Service Command CPU / memory cap Role
knowledge-continuous bash sources/continuous_pipeline.sh 1.0 vCPU / 2 G VIP-first per-user pipeline runner: walks personalities oldest-touched first, invokes run.py <slug> for each. The daemon that picks up new source fetchers (e.g. huggingface.Activity).
knowledge-indexer python -m sources.indexer_daemon 0.5 vCPU / 2 G Detects broken ColBERT indices, backfills indexed=FALSE documents, owns the index lifecycle. Talks to the API on the internal docker network (http://knowledge-api:8080).
knowledge-categorize-daemon python -m sources.utils.categorize_daemon 0.10 vCPU / 384 M Assigns 0–3 category slugs per doc via Potion static embeddings, newest-first.
knowledge-clean-daemon python -m sources.utils.clean_daemon 0.20 vCPU / 256 M Rewrites verbose title / summary into pedagogical clean_title / clean_summary via OpenAI. Default model is gpt-4o-mini; override with OPENAI_CLEAN_MODEL env (e.g. gpt-4.1-nano for cheaper). Requires OPENAI_API_KEY. VIP documents only.

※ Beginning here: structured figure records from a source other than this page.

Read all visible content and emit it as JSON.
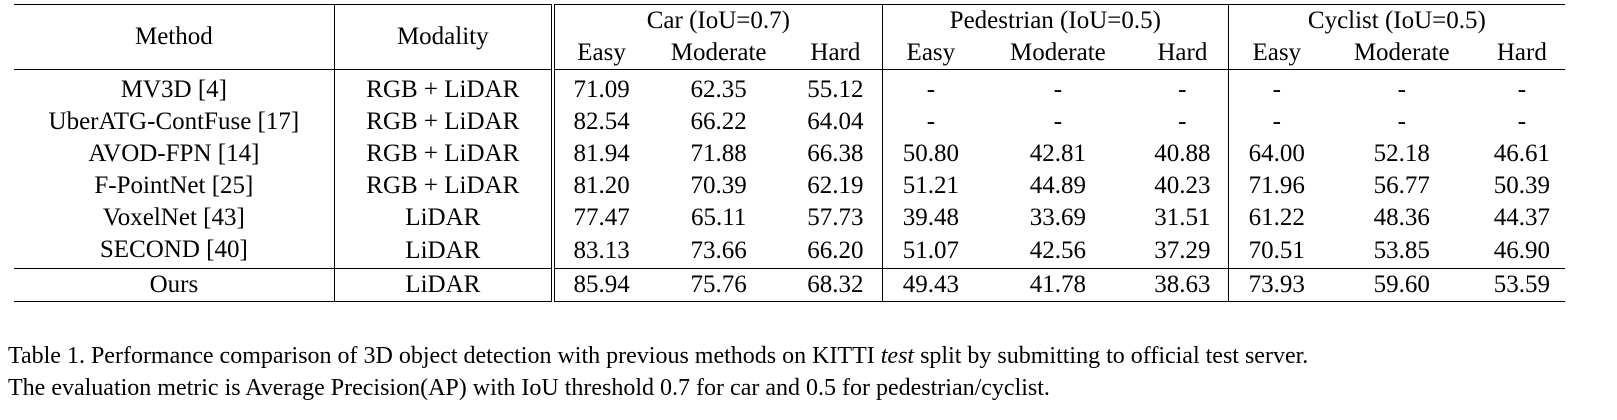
{
  "table": {
    "header": {
      "method": "Method",
      "modality": "Modality",
      "groups": [
        "Car (IoU=0.7)",
        "Pedestrian (IoU=0.5)",
        "Cyclist (IoU=0.5)"
      ],
      "difficulties": [
        "Easy",
        "Moderate",
        "Hard"
      ]
    },
    "rows": [
      {
        "method": "MV3D [4]",
        "modality": "RGB + LiDAR",
        "values": [
          "71.09",
          "62.35",
          "55.12",
          "-",
          "-",
          "-",
          "-",
          "-",
          "-"
        ]
      },
      {
        "method": "UberATG-ContFuse [17]",
        "modality": "RGB + LiDAR",
        "values": [
          "82.54",
          "66.22",
          "64.04",
          "-",
          "-",
          "-",
          "-",
          "-",
          "-"
        ]
      },
      {
        "method": "AVOD-FPN [14]",
        "modality": "RGB + LiDAR",
        "values": [
          "81.94",
          "71.88",
          "66.38",
          "50.80",
          "42.81",
          "40.88",
          "64.00",
          "52.18",
          "46.61"
        ]
      },
      {
        "method": "F-PointNet [25]",
        "modality": "RGB + LiDAR",
        "values": [
          "81.20",
          "70.39",
          "62.19",
          "51.21",
          "44.89",
          "40.23",
          "71.96",
          "56.77",
          "50.39"
        ]
      },
      {
        "method": "VoxelNet [43]",
        "modality": "LiDAR",
        "values": [
          "77.47",
          "65.11",
          "57.73",
          "39.48",
          "33.69",
          "31.51",
          "61.22",
          "48.36",
          "44.37"
        ]
      },
      {
        "method": "SECOND [40]",
        "modality": "LiDAR",
        "values": [
          "83.13",
          "73.66",
          "66.20",
          "51.07",
          "42.56",
          "37.29",
          "70.51",
          "53.85",
          "46.90"
        ]
      },
      {
        "method": "Ours",
        "modality": "LiDAR",
        "values": [
          "85.94",
          "75.76",
          "68.32",
          "49.43",
          "41.78",
          "38.63",
          "73.93",
          "59.60",
          "53.59"
        ]
      }
    ]
  },
  "caption": {
    "line1_before": "Table 1. Performance comparison of 3D object detection with previous methods on KITTI ",
    "line1_italic": "test",
    "line1_after": " split by submitting to official test server.",
    "line2": "The evaluation metric is Average Precision(AP) with IoU threshold 0.7 for car and 0.5 for pedestrian/cyclist."
  }
}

Operate via Docker on the host:

ssh -i ~/.ssh/hetzner_knowledge root@65.21.111.133
docker logs -f knowledge-prod-gjqqg2-knowledge-<name>-1
docker restart knowledge-prod-gjqqg2-knowledge-<name>-1

The continuous-pipeline state files (history, pid, rotation cursor) live in the named volume knowledge_daemon_logs so a docker compose down doesn't reset the 12 h per-user cooldown.

Legacy: the systemd unit files in sources/*.service are kept in the repo for rollback reference. They were stopped + disabled on the host during the cutover; do not re-enable them or both copies will compete for the same pipeline_runs rows.